On Thu, Jul 10, 2025 at 05:42:05PM -0700, Casey Chen wrote:
> Hi All,
> 
> Thanks for reviewing my previous patches. I am replying some comments
> in our previous discussion
> https://lore.kernel.org/all/CAJuCfpHhSUhxer-6MP3503w6520YLfgBTGp7Q9Qm9kgN4TNsfw@xxxxxxxxxxxxxx/T/#u
> 
> Most people care about the motivations and usages of this feature.
> Internally, we used to have systems having asymmetric memory to NUMA
> nodes. Node 0 uses a lot of memory but node 1 is pretty empty.
> Requests to allocate memory on node 0 always fail. With this patch, we
> can find the imbalance and optimize the memory usage. Also, David
> Rientjes and Sourav Panda provide their scenarios in which this patch
> would be very useful. It is easy to turn on an off so I think it is
> nice to have, enabling more scenarios in the future.
> 
> Andrew / Kent,
> * I agree with Kent on using for_each_possible_cpu rather than
> for_each_online_cpu, considering CPU online/offline.
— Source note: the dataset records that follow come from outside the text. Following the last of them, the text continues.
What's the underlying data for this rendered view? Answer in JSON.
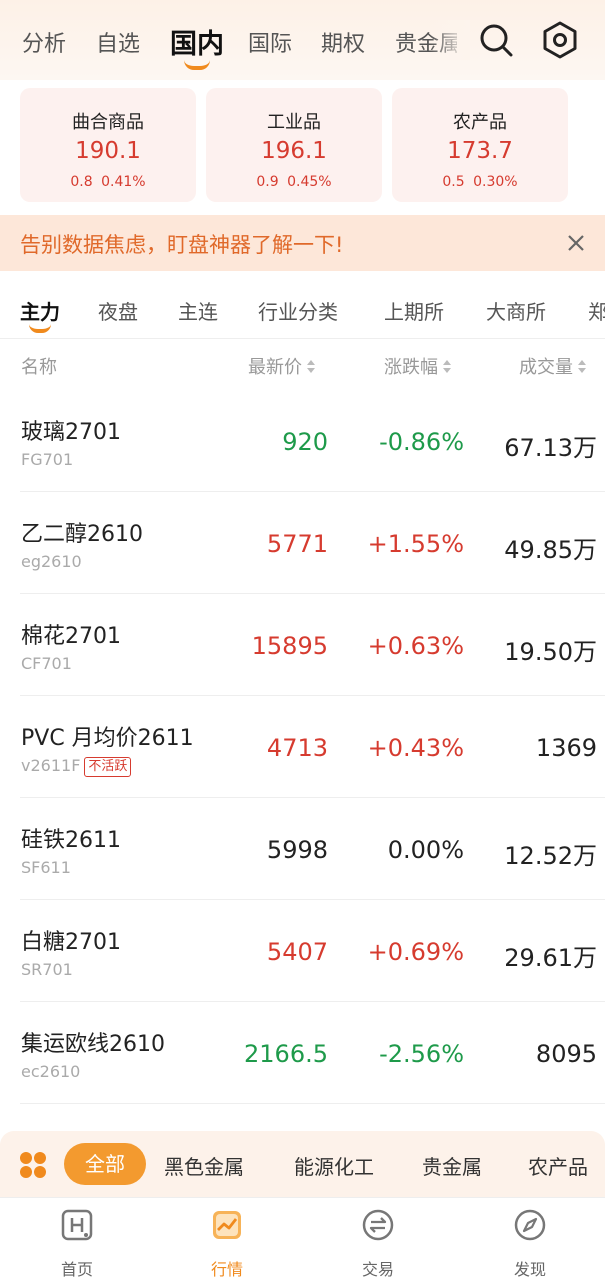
{
  "top_tabs": [
    {
      "label": "分析"
    },
    {
      "label": "自选"
    },
    {
      "label": "国内",
      "active": true
    },
    {
      "label": "国际"
    },
    {
      "label": "期权"
    },
    {
      "label": "贵金属"
    }
  ],
  "top_icons": {
    "search": "search-icon",
    "settings": "settings-icon"
  },
  "index_cards": [
    {
      "name": "曲合商品",
      "value": "190.1",
      "change": "0.8",
      "pct": "0.41%"
    },
    {
      "name": "工业品",
      "value": "196.1",
      "change": "0.9",
      "pct": "0.45%"
    },
    {
      "name": "农产品",
      "value": "173.7",
      "change": "0.5",
      "pct": "0.30%"
    }
  ],
  "banner": {
    "text": "告别数据焦虑，盯盘神器了解一下!",
    "close_icon": "close-icon"
  },
  "category_tabs": [
    {
      "label": "主力",
      "active": true
    },
    {
      "label": "夜盘"
    },
    {
      "label": "主连"
    },
    {
      "label": "行业分类"
    },
    {
      "label": "上期所"
    },
    {
      "label": "大商所"
    },
    {
      "label": "郑"
    }
  ],
  "table": {
    "headers": {
      "name": "名称",
      "price": "最新价",
      "pct": "涨跌幅",
      "volume": "成交量"
    },
    "rows": [
      {
        "name": "玻璃2701",
        "code": "FG701",
        "badge": "",
        "price": "920",
        "pct": "-0.86%",
        "volume": "67.13万",
        "dir": "down"
      },
      {
        "name": "乙二醇2610",
        "code": "eg2610",
        "badge": "",
        "price": "5771",
        "pct": "+1.55%",
        "volume": "49.85万",
        "dir": "up"
      },
      {
        "name": "棉花2701",
        "code": "CF701",
        "badge": "",
        "price": "15895",
        "pct": "+0.63%",
        "volume": "19.50万",
        "dir": "up"
      },
      {
        "name": "PVC 月均价2611",
        "code": "v2611F",
        "badge": "不活跃",
        "price": "4713",
        "pct": "+0.43%",
        "volume": "1369",
        "dir": "up"
      },
      {
        "name": "硅铁2611",
        "code": "SF611",
        "badge": "",
        "price": "5998",
        "pct": "0.00%",
        "volume": "12.52万",
        "dir": "flat"
      },
      {
        "name": "白糖2701",
        "code": "SR701",
        "badge": "",
        "price": "5407",
        "pct": "+0.69%",
        "volume": "29.61万",
        "dir": "up"
      },
      {
        "name": "集运欧线2610",
        "code": "ec2610",
        "badge": "",
        "price": "2166.5",
        "pct": "-2.56%",
        "volume": "8095",
        "dir": "down"
      }
    ]
  },
  "bottom_categories": {
    "active": "全部",
    "options": [
      "黑色金属",
      "能源化工",
      "贵金属",
      "农产品"
    ]
  },
  "bottom_nav": [
    {
      "label": "首页",
      "icon": "home-icon"
    },
    {
      "label": "行情",
      "icon": "market-chart-icon",
      "active": true
    },
    {
      "label": "交易",
      "icon": "trade-exchange-icon"
    },
    {
      "label": "发现",
      "icon": "discover-compass-icon"
    }
  ],
  "colors": {
    "up": "#d63b2f",
    "down": "#1e9a4a",
    "accent": "#f08a1d"
  }
}
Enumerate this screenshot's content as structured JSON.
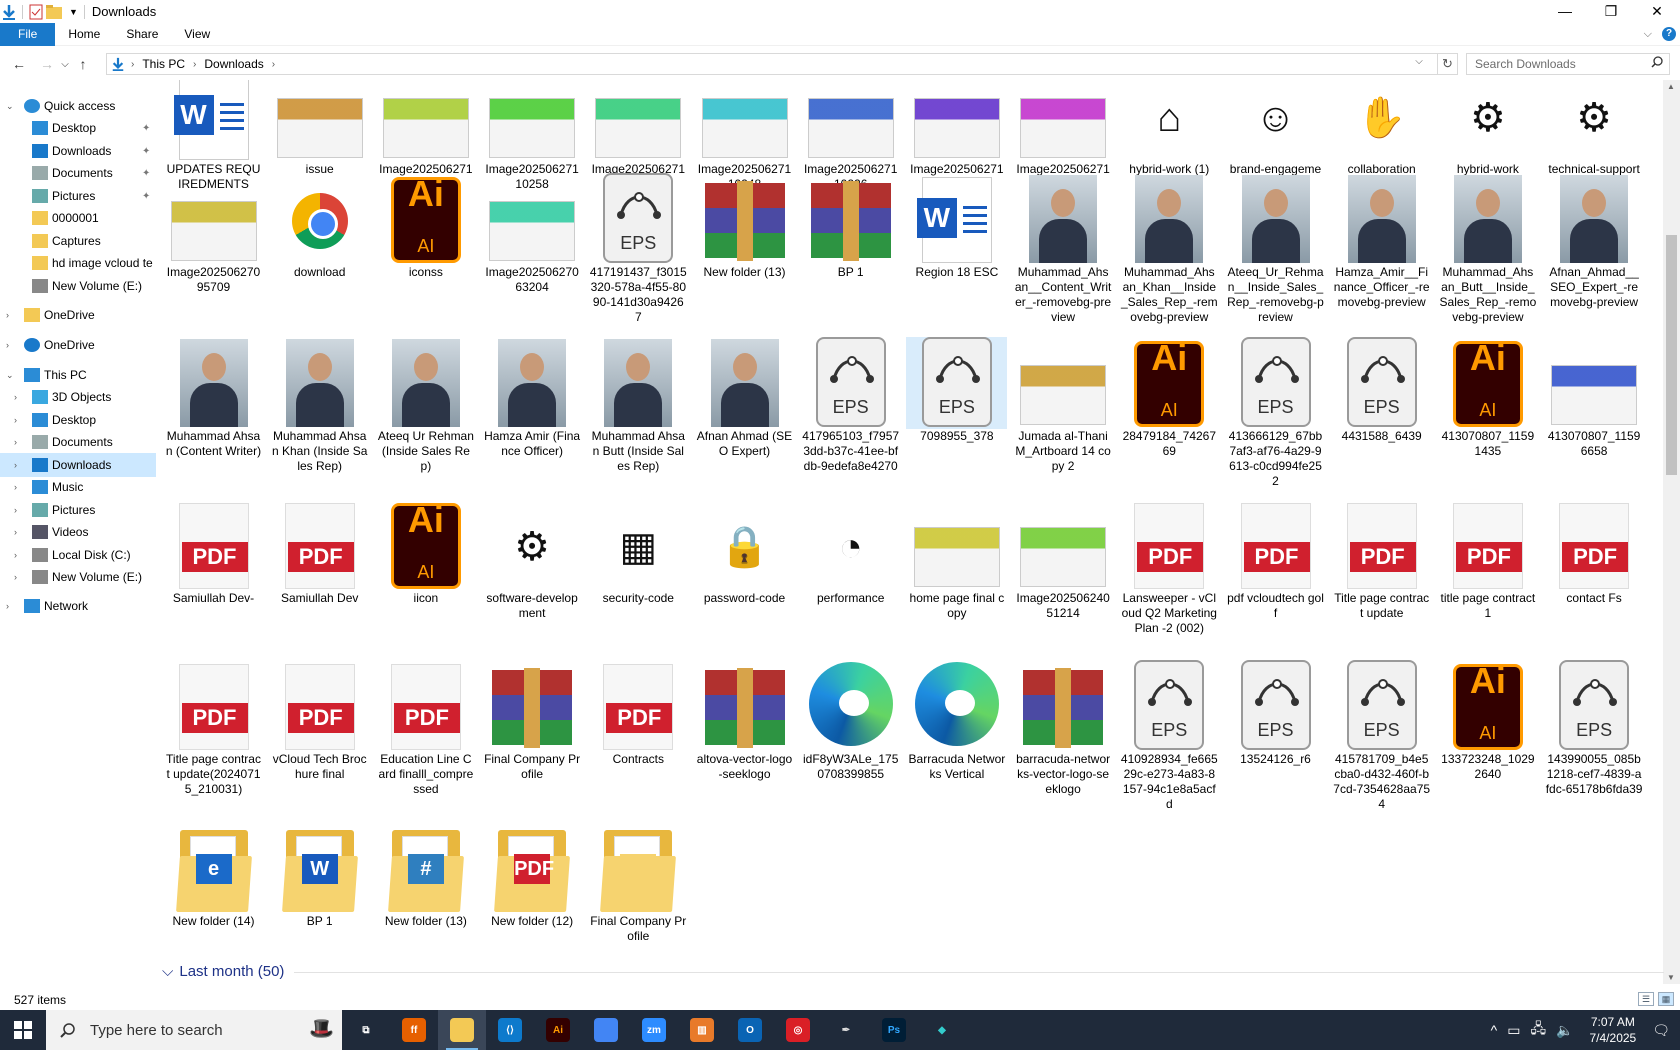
{
  "window": {
    "title": "Downloads",
    "controls": {
      "minimize": "—",
      "maximize": "❐",
      "close": "✕"
    }
  },
  "ribbon": {
    "tabs": [
      "File",
      "Home",
      "Share",
      "View"
    ],
    "expand": "⌵",
    "help": "?"
  },
  "address": {
    "back": "←",
    "forward": "→",
    "recent": "⌵",
    "up": "↑",
    "crumbs": [
      "This PC",
      "Downloads"
    ],
    "refresh": "↻",
    "search_placeholder": "Search Downloads"
  },
  "sidebar": {
    "items": [
      {
        "label": "Quick access",
        "icon": "star-icon",
        "level": 0,
        "expand": "⌄"
      },
      {
        "label": "Desktop",
        "icon": "desktop-folder-icon",
        "level": 1,
        "pinned": true
      },
      {
        "label": "Downloads",
        "icon": "download-arrow-icon",
        "level": 1,
        "pinned": true
      },
      {
        "label": "Documents",
        "icon": "documents-icon",
        "level": 1,
        "pinned": true
      },
      {
        "label": "Pictures",
        "icon": "pictures-icon",
        "level": 1,
        "pinned": true
      },
      {
        "label": "0000001",
        "icon": "folder-icon",
        "level": 1
      },
      {
        "label": "Captures",
        "icon": "folder-icon",
        "level": 1
      },
      {
        "label": "hd image vcloud te",
        "icon": "folder-icon",
        "level": 1
      },
      {
        "label": "New Volume (E:)",
        "icon": "drive-icon",
        "level": 1
      },
      {
        "label": "OneDrive",
        "icon": "folder-icon",
        "level": 0,
        "expand": "›"
      },
      {
        "label": "OneDrive",
        "icon": "cloud-icon",
        "level": 0,
        "expand": "›"
      },
      {
        "label": "This PC",
        "icon": "computer-icon",
        "level": 0,
        "expand": "⌄"
      },
      {
        "label": "3D Objects",
        "icon": "3d-objects-icon",
        "level": 1,
        "expand": "›"
      },
      {
        "label": "Desktop",
        "icon": "desktop-folder-icon",
        "level": 1,
        "expand": "›"
      },
      {
        "label": "Documents",
        "icon": "documents-icon",
        "level": 1,
        "expand": "›"
      },
      {
        "label": "Downloads",
        "icon": "download-arrow-icon",
        "level": 1,
        "expand": "›",
        "selected": true
      },
      {
        "label": "Music",
        "icon": "music-icon",
        "level": 1,
        "expand": "›"
      },
      {
        "label": "Pictures",
        "icon": "pictures-icon",
        "level": 1,
        "expand": "›"
      },
      {
        "label": "Videos",
        "icon": "videos-icon",
        "level": 1,
        "expand": "›"
      },
      {
        "label": "Local Disk (C:)",
        "icon": "drive-icon",
        "level": 1,
        "expand": "›"
      },
      {
        "label": "New Volume (E:)",
        "icon": "drive-icon",
        "level": 1,
        "expand": "›"
      },
      {
        "label": "Network",
        "icon": "network-icon",
        "level": 0,
        "expand": "›"
      }
    ],
    "pin_glyph": "📌"
  },
  "files": [
    [
      {
        "name": "UPDATES REQUIREDMENTS",
        "type": "word"
      },
      {
        "name": "issue",
        "type": "image"
      },
      {
        "name": "Image20250627114923",
        "type": "image"
      },
      {
        "name": "Image20250627110258",
        "type": "image"
      },
      {
        "name": "Image20250627110253",
        "type": "image"
      },
      {
        "name": "Image20250627110248",
        "type": "image"
      },
      {
        "name": "Image20250627110226",
        "type": "image"
      },
      {
        "name": "Image20250627110210",
        "type": "image"
      },
      {
        "name": "Image20250627110203",
        "type": "image"
      },
      {
        "name": "hybrid-work (1)",
        "type": "line-icon",
        "glyph": "⌂"
      },
      {
        "name": "brand-engagement",
        "type": "line-icon",
        "glyph": "☺"
      },
      {
        "name": "collaboration",
        "type": "line-icon",
        "glyph": "✋"
      },
      {
        "name": "hybrid-work",
        "type": "line-icon",
        "glyph": "⚙"
      },
      {
        "name": "technical-support",
        "type": "line-icon",
        "glyph": "⚙"
      }
    ],
    [
      {
        "name": "Image20250627095709",
        "type": "image"
      },
      {
        "name": "download",
        "type": "chrome"
      },
      {
        "name": "iconss",
        "type": "ai"
      },
      {
        "name": "Image20250627063204",
        "type": "image"
      },
      {
        "name": "417191437_f3015320-578a-4f55-8090-141d30a94267",
        "type": "eps"
      },
      {
        "name": "New folder (13)",
        "type": "rar"
      },
      {
        "name": "BP 1",
        "type": "rar"
      },
      {
        "name": "Region 18 ESC",
        "type": "word"
      },
      {
        "name": "Muhammad_Ahsan__Content_Writer_-removebg-preview",
        "type": "photo"
      },
      {
        "name": "Muhammad_Ahsan_Khan__Inside_Sales_Rep_-removebg-preview",
        "type": "photo"
      },
      {
        "name": "Ateeq_Ur_Rehman__Inside_Sales_Rep_-removebg-preview",
        "type": "photo"
      },
      {
        "name": "Hamza_Amir__Finance_Officer_-removebg-preview",
        "type": "photo"
      },
      {
        "name": "Muhammad_Ahsan_Butt__Inside_Sales_Rep_-removebg-preview",
        "type": "photo"
      },
      {
        "name": "Afnan_Ahmad__SEO_Expert_-removebg-preview",
        "type": "photo"
      }
    ],
    [
      {
        "name": "Muhammad Ahsan (Content Writer)",
        "type": "photo"
      },
      {
        "name": "Muhammad Ahsan Khan (Inside Sales Rep)",
        "type": "photo"
      },
      {
        "name": "Ateeq Ur Rehman (Inside Sales Rep)",
        "type": "photo"
      },
      {
        "name": "Hamza Amir (Finance Officer)",
        "type": "photo"
      },
      {
        "name": "Muhammad Ahsan Butt (Inside Sales Rep)",
        "type": "photo"
      },
      {
        "name": "Afnan Ahmad (SEO Expert)",
        "type": "photo"
      },
      {
        "name": "417965103_f79573dd-b37c-41ee-bfdb-9edefa8e4270",
        "type": "eps"
      },
      {
        "name": "7098955_378",
        "type": "eps",
        "selected": true
      },
      {
        "name": "Jumada al-Thani M_Artboard 14 copy 2",
        "type": "image"
      },
      {
        "name": "28479184_7426769",
        "type": "ai"
      },
      {
        "name": "413666129_67bb7af3-af76-4a29-9613-c0cd994fe252",
        "type": "eps"
      },
      {
        "name": "4431588_6439",
        "type": "eps"
      },
      {
        "name": "413070807_11591435",
        "type": "ai"
      },
      {
        "name": "413070807_11596658",
        "type": "image"
      }
    ],
    [
      {
        "name": "Samiullah Dev-",
        "type": "pdf"
      },
      {
        "name": "Samiullah Dev",
        "type": "pdf"
      },
      {
        "name": "iicon",
        "type": "ai"
      },
      {
        "name": "software-development",
        "type": "line-icon",
        "glyph": "⚙"
      },
      {
        "name": "security-code",
        "type": "line-icon",
        "glyph": "▦"
      },
      {
        "name": "password-code",
        "type": "line-icon",
        "glyph": "🔒"
      },
      {
        "name": "performance",
        "type": "line-icon",
        "glyph": "◔"
      },
      {
        "name": "home page final copy",
        "type": "image"
      },
      {
        "name": "Image20250624051214",
        "type": "image"
      },
      {
        "name": "Lansweeper - vCloud Q2 Marketing Plan -2 (002)",
        "type": "pdf"
      },
      {
        "name": "pdf vcloudtech golf",
        "type": "pdf"
      },
      {
        "name": "Title page contract  update",
        "type": "pdf"
      },
      {
        "name": "title page contract 1",
        "type": "pdf"
      },
      {
        "name": "contact Fs",
        "type": "pdf"
      }
    ],
    [
      {
        "name": "Title page contract update(20240715_210031)",
        "type": "pdf"
      },
      {
        "name": "vCloud Tech Brochure final",
        "type": "pdf"
      },
      {
        "name": "Education Line Card finalll_compressed",
        "type": "pdf"
      },
      {
        "name": "Final Company Profile",
        "type": "rar"
      },
      {
        "name": "Contracts",
        "type": "pdf"
      },
      {
        "name": "altova-vector-logo-seeklogo",
        "type": "rar"
      },
      {
        "name": "idF8yW3ALe_1750708399855",
        "type": "edge"
      },
      {
        "name": "Barracuda Networks Vertical",
        "type": "edge"
      },
      {
        "name": "barracuda-networks-vector-logo-seeklogo",
        "type": "rar"
      },
      {
        "name": "410928934_fe66529c-e273-4a83-8157-94c1e8a5acfd",
        "type": "eps"
      },
      {
        "name": "13524126_r6",
        "type": "eps"
      },
      {
        "name": "415781709_b4e5cba0-d432-460f-b7cd-7354628aa754",
        "type": "eps"
      },
      {
        "name": "133723248_10292640",
        "type": "ai"
      },
      {
        "name": "143990055_085b1218-cef7-4839-afdc-65178b6fda39",
        "type": "eps"
      }
    ],
    [
      {
        "name": "New folder (14)",
        "type": "folder",
        "glyph": "e",
        "gcolor": "#1b6ac9"
      },
      {
        "name": "BP 1",
        "type": "folder",
        "glyph": "W",
        "gcolor": "#185abd"
      },
      {
        "name": "New folder (13)",
        "type": "folder",
        "glyph": "#",
        "gcolor": "#2f7fbf"
      },
      {
        "name": "New folder (12)",
        "type": "folder",
        "glyph": "PDF",
        "gcolor": "#d0202e"
      },
      {
        "name": "Final Company Profile",
        "type": "folder",
        "glyph": "",
        "gcolor": "#f6d36f"
      }
    ]
  ],
  "icon_labels": {
    "pdf": "PDF",
    "eps": "EPS",
    "ai_big": "Ai",
    "ai_small": "AI",
    "word": "W"
  },
  "group_header": {
    "label": "Last month (50)",
    "chevron": "⌵"
  },
  "status": {
    "items": "527 items"
  },
  "taskbar": {
    "search_placeholder": "Type here to search",
    "apps": [
      {
        "name": "task-view-icon",
        "label": "⧉",
        "bg": "transparent",
        "fg": "#fff"
      },
      {
        "name": "firefox-icon",
        "label": "ff",
        "bg": "#e66000",
        "fg": "#fff"
      },
      {
        "name": "file-explorer-icon",
        "label": "",
        "bg": "#f3c955",
        "fg": "#000",
        "active": true
      },
      {
        "name": "vscode-icon",
        "label": "⟨⟩",
        "bg": "#0d7acc",
        "fg": "#fff"
      },
      {
        "name": "illustrator-icon",
        "label": "Ai",
        "bg": "#330000",
        "fg": "#ff9a00"
      },
      {
        "name": "chrome-icon",
        "label": "",
        "bg": "#4285f4",
        "fg": "#fff"
      },
      {
        "name": "zoom-icon",
        "label": "zm",
        "bg": "#2d8cff",
        "fg": "#fff"
      },
      {
        "name": "winrar-icon",
        "label": "▥",
        "bg": "#e87a2a",
        "fg": "#fff"
      },
      {
        "name": "outlook-icon",
        "label": "O",
        "bg": "#0a64b4",
        "fg": "#fff"
      },
      {
        "name": "creative-cloud-icon",
        "label": "◎",
        "bg": "#da1f26",
        "fg": "#fff"
      },
      {
        "name": "pen-tool-icon",
        "label": "✒",
        "bg": "transparent",
        "fg": "#ddd"
      },
      {
        "name": "photoshop-icon",
        "label": "Ps",
        "bg": "#001e36",
        "fg": "#31a8ff"
      },
      {
        "name": "app-diamond-icon",
        "label": "◆",
        "bg": "transparent",
        "fg": "#3cc"
      }
    ],
    "tray": {
      "chevron": "^",
      "time": "7:07 AM",
      "date": "7/4/2025"
    }
  }
}
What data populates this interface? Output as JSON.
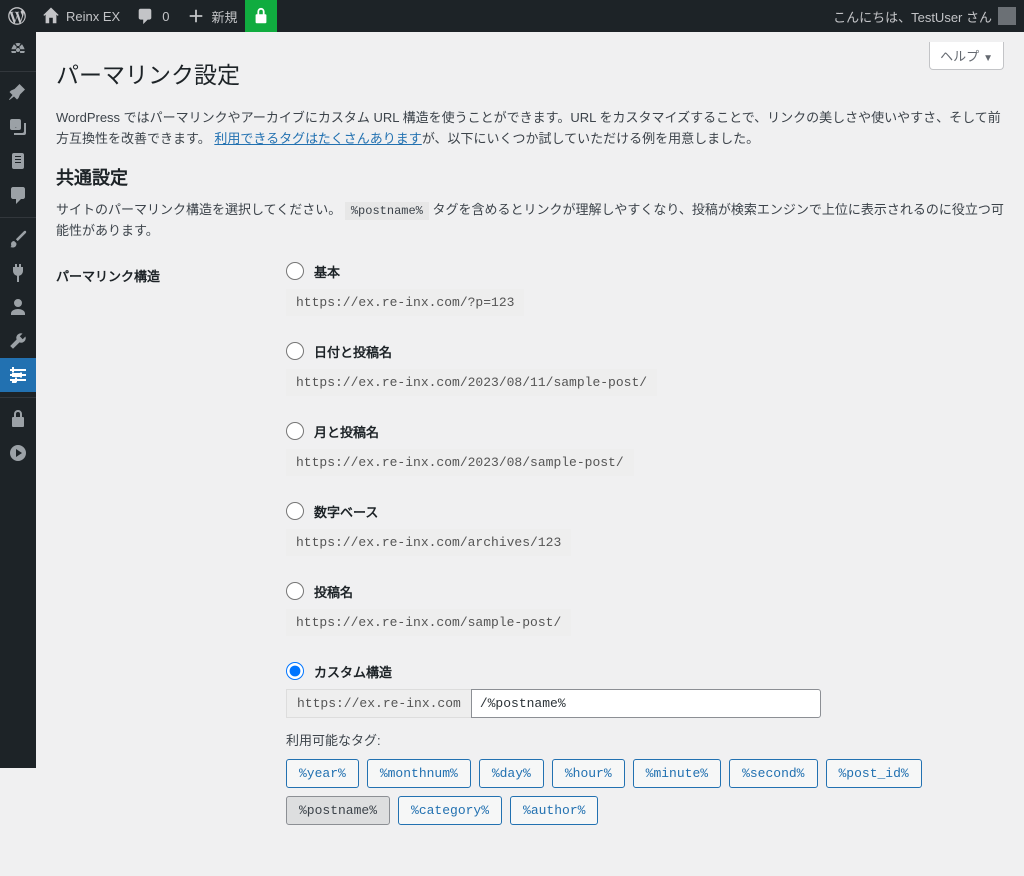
{
  "adminbar": {
    "site_name": "Reinx EX",
    "comments_count": "0",
    "new_label": "新規",
    "greeting": "こんにちは、TestUser さん"
  },
  "help_tab": "ヘルプ",
  "page": {
    "title": "パーマリンク設定",
    "intro_a": "WordPress ではパーマリンクやアーカイブにカスタム URL 構造を使うことができます。URL をカスタマイズすることで、リンクの美しさや使いやすさ、そして前方互換性を改善できます。",
    "intro_link": "利用できるタグはたくさんあります",
    "intro_b": "が、以下にいくつか試していただける例を用意しました。",
    "section_heading": "共通設定",
    "section_sub_a": "サイトのパーマリンク構造を選択してください。",
    "section_code": "%postname%",
    "section_sub_b": "タグを含めるとリンクが理解しやすくなり、投稿が検索エンジンで上位に表示されるのに役立つ可能性があります。"
  },
  "form": {
    "row_label": "パーマリンク構造",
    "options": [
      {
        "label": "基本",
        "sample": "https://ex.re-inx.com/?p=123"
      },
      {
        "label": "日付と投稿名",
        "sample": "https://ex.re-inx.com/2023/08/11/sample-post/"
      },
      {
        "label": "月と投稿名",
        "sample": "https://ex.re-inx.com/2023/08/sample-post/"
      },
      {
        "label": "数字ベース",
        "sample": "https://ex.re-inx.com/archives/123"
      },
      {
        "label": "投稿名",
        "sample": "https://ex.re-inx.com/sample-post/"
      }
    ],
    "custom_label": "カスタム構造",
    "custom_prefix": "https://ex.re-inx.com",
    "custom_value": "/%postname%",
    "tags_label": "利用可能なタグ:",
    "tags": [
      {
        "text": "%year%",
        "used": false
      },
      {
        "text": "%monthnum%",
        "used": false
      },
      {
        "text": "%day%",
        "used": false
      },
      {
        "text": "%hour%",
        "used": false
      },
      {
        "text": "%minute%",
        "used": false
      },
      {
        "text": "%second%",
        "used": false
      },
      {
        "text": "%post_id%",
        "used": false
      },
      {
        "text": "%postname%",
        "used": true
      },
      {
        "text": "%category%",
        "used": false
      },
      {
        "text": "%author%",
        "used": false
      }
    ]
  },
  "selected_option": 5
}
> * When failing to allocate counters for in-kernel alloc_tag, panic()
> is better than WARN(), eventually the kernel would panic at invalid
> memory access.
> * percpu stats would bloat data structures quite a bit.
> 
> David Wang,
> I don't really understand what is 'granularity of calling sites'. If
> NUMA imbalance is found, the calling site could request memory
> allocation from different nodes. Other factors can affect NUMA
> balance, those information can be implemented in a different patch.

Let's get this functionality in.

We've already got userspace parsing and consuming /proc/allocinfo, so we
just need to do it without changing that format.